Bergström T, Alestig K, Thorén K, Trollfors B
J Infect. 1986 Jan;12(1):35-8. doi: 10.1016/s0163-4453(86)94833-4.
One hundred and twelve patients with acute infectious diarrhoea were entered in a double-blind randomised study in order to compare loperamide with a placebo. Of 82 evaluable patients, 38 received loperamide and 44 placebo for a maximum of 5 days. There were no significant differences in the number of loose stools during the first day of treatment, in the total number of tablets taken or in the total duration of the period of diarrhoea between the two treatment groups. The loperamide-treated patients had significantly fewer loose stools during the observation period of 5 days than did the placebo treated patients, median five vs. seven, a difference of little clinical importance.
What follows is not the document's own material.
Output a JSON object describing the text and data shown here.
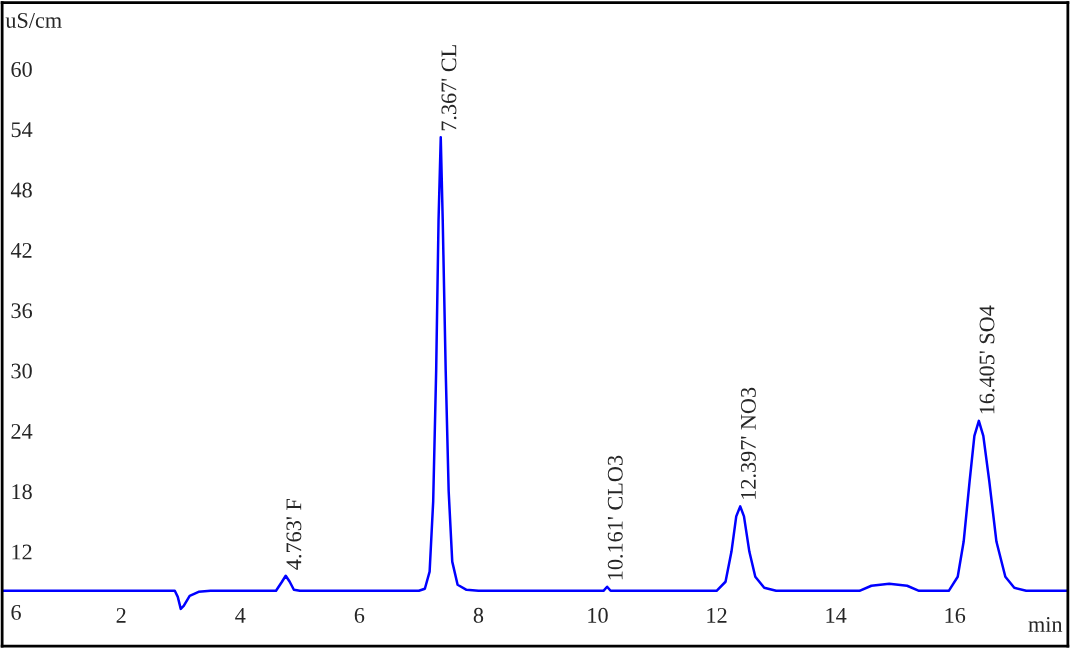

Excretion of bacterial pathogens was followed weekly in 13 of the loperamide treated patients (median 35.5 days) and in 18 of the placebo treated patients (median 22.5 days). This difference in the duration of excretion was not significant.
112例急性感染性腹泻患者进入一项双盲随机研究,以比较洛哌丁胺与安慰剂的效果。在82例可评估患者中,38例接受洛哌丁胺治疗,44例接受安慰剂治疗,最长治疗5天。两个治疗组在治疗第一天的稀便次数、服用的药片总数或腹泻总持续时间方面均无显著差异。在5天的观察期内,洛哌丁胺治疗的患者稀便次数明显少于安慰剂治疗的患者,中位数分别为5次和7次,差异无临床重要意义。对13例洛哌丁胺治疗患者(中位数35.5天)和18例安慰剂治疗患者(中位数22.5天)每周进行细菌病原体排泄情况跟踪。排泄持续时间的差异不显著。